В годы, когда я шел к славе, Аддис-Абеба была городом стукачей и шпионов. Моей родиной правил император, великий, некоторые даже говорят — божественный Хайле Селассие. Он полагал себя не тем богом, каким его увидели растафари, а мостом, по которому мой народ должен был перейти из безвременного и суеверного прошлого в быстроходное будущее. Тем не менее он стремился по меньшей мере к одному божественному свойству — всеведению. Эфиопия издавна жила интригами, а столица — в высшей степени, как и следует ждать от двора императора, где его воля дарует жизнь и смерть, так что мы, наверное, самые искушенные интриганы из всех народов мира. В середине двадцатого века они приняли, с одной стороны, форму сопротивления реформам и модернизации императора, поскольку сильно мешали правящей служилой аристократии, с другой — страстному желанию ускорить их: больше изменений, сильнее, радикальнее, громче. О, Хайле Селассие был героем, он отвоевал свой трон, вернулся во главе армии после фашистского нашествия. Его любил Уинстон Черчилль, а потом и граждане США, но дома… как он сам интригами и хитростью проложил себе путь к короне, так и его подданные все время стремились получить повышение по службе, ибо только так можно было обрести хоть какую-то безопасность и стабильность в Аддис-Абебе. Он и сам был одержим безопасностью — равно для своего государства и себя самого. На внешнеполитической же арене предпочитал плясать между капельками, маневрировать между Америкой и Россией, но в вопросах личной власти проявлял куда меньше гибкости. Хайле Селассие был императором, и, не сомневайтесь, власть его являлась абсолютной.

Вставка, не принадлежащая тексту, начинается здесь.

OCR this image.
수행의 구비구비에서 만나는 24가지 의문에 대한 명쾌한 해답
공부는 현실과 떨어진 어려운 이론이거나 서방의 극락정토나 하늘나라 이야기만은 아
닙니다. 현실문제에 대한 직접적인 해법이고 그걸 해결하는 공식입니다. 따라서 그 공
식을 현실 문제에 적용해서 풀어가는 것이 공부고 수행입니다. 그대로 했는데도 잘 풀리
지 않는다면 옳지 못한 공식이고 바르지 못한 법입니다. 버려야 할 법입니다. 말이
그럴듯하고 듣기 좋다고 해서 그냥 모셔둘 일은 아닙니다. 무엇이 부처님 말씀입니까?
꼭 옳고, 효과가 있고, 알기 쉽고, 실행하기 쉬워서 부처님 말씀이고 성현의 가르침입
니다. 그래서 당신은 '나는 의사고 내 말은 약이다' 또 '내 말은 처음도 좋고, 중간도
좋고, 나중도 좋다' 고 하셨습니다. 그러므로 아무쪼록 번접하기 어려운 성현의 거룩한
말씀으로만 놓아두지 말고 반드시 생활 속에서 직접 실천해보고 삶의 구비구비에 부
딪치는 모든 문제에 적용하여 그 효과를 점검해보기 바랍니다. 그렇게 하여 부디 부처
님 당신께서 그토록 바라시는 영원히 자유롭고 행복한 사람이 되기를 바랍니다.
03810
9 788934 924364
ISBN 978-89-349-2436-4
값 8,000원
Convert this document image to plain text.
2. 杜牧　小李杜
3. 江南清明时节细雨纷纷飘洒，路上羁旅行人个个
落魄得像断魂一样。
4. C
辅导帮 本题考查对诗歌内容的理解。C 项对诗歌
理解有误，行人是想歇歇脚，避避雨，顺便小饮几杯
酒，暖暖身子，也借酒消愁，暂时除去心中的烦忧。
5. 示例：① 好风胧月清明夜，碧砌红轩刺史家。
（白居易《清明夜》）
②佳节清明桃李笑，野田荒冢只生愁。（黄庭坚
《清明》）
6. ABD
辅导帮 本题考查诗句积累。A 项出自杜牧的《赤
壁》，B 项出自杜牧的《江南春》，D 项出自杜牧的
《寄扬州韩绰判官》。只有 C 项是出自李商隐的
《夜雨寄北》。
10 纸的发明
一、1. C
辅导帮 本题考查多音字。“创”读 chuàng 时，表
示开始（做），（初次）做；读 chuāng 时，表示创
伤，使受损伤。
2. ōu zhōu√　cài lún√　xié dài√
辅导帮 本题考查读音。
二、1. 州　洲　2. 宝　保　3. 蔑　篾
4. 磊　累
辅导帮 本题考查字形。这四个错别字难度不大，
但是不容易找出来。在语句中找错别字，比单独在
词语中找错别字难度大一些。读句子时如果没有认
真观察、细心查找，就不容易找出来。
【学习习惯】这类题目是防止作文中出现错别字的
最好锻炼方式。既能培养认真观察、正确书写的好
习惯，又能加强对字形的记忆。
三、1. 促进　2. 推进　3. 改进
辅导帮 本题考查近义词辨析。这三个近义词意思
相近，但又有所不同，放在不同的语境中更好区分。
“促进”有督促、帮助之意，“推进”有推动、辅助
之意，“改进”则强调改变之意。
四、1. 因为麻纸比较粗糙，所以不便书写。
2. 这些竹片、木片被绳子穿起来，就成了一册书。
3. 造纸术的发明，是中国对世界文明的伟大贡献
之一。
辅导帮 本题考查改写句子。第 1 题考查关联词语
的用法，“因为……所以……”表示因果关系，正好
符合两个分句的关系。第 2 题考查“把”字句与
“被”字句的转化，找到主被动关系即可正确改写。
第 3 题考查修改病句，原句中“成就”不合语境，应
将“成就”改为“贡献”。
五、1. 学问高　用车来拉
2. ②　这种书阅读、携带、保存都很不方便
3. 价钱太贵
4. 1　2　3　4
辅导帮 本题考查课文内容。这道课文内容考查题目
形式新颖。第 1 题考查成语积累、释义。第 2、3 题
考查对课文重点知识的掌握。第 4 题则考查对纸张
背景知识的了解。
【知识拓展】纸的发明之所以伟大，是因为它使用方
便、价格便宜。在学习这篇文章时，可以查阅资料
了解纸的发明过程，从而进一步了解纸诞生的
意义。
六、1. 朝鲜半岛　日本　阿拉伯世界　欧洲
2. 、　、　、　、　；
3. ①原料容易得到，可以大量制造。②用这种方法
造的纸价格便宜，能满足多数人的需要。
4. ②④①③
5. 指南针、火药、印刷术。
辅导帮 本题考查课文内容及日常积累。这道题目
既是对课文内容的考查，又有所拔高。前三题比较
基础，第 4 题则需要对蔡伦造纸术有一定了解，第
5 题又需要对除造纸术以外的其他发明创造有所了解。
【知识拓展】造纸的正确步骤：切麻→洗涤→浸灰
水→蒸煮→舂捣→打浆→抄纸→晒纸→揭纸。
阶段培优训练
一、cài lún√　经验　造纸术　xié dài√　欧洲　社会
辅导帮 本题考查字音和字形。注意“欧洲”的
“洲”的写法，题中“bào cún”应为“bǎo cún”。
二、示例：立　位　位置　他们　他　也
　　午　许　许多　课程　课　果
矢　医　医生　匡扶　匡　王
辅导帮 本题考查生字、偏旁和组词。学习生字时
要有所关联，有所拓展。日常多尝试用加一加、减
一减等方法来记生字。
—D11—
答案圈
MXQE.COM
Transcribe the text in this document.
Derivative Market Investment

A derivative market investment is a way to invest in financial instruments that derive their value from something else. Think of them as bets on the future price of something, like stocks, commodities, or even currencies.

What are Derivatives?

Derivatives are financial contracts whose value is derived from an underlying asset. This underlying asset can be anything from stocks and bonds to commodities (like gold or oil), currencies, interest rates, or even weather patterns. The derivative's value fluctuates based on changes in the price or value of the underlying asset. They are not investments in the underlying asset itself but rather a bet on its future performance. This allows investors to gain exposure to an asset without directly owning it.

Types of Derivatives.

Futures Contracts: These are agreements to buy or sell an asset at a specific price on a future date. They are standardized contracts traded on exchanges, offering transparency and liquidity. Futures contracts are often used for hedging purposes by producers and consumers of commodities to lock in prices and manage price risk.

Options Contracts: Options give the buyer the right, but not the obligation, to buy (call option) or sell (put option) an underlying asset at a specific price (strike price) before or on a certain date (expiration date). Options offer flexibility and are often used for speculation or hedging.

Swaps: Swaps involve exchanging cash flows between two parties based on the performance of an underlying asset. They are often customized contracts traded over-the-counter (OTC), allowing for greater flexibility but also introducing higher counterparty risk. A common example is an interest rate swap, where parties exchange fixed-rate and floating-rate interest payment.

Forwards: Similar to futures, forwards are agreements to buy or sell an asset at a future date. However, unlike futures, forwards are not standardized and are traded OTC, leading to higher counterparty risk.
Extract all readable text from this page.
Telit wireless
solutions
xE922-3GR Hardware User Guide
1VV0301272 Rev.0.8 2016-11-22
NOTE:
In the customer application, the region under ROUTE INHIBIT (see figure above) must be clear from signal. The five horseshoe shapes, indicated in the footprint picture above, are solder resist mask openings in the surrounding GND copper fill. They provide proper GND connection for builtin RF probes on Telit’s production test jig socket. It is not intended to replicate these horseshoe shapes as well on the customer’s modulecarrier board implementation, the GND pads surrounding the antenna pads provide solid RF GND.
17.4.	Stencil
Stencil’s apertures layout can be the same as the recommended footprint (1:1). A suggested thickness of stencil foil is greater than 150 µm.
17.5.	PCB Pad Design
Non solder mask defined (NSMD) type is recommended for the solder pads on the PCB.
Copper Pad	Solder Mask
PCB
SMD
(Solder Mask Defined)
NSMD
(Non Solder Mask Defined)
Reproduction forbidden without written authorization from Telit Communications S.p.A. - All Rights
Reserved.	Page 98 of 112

Впоследствии я заметил, что сам император и страна, которую он выстроил и которой правил, выглядели по разному, в зависимости от положения смотрящего. Каждый, кто жил в Аддис-Абебе того времени, может рассказать историю о Хайле Селассие в святой уверенности, что она точно раскрывает характер императора. Многие истории вроде бы из первых рук, но похожи одна на другую, и если бы император на самом деле взялся за все эти однообразные деяния, он бы ничем другим много лет не успевал бы заниматься. Сторонники старой Эфиопии — и просто старые эфиопы — скажут, что польский журналист Капущинский все исковеркал. Многие скажут, что он просто выдумщик. Но тут же добавят в качестве доказательства какую-нибудь фантастическую историю об императорской хитрости, милосердии, любви, жестокости или бесчинстве, которая запросто могла бы оказаться на страницах его книги, а потом скажут: «Видишь? Вот таким был император! Я его знал!» Будто опровергли клевету против собственной семьи. За прошедшие годы невозможно описать Хайле Селассие. Он стал чем-то вроде математического фрактала: маленький человечек, а бесконечный. И чем больше вы о нем узнаете, тем больше неведомого, поэтому лучшее, что можно о нем получить от других — да и о моей родине в те годы, — это один тонкий кусочек.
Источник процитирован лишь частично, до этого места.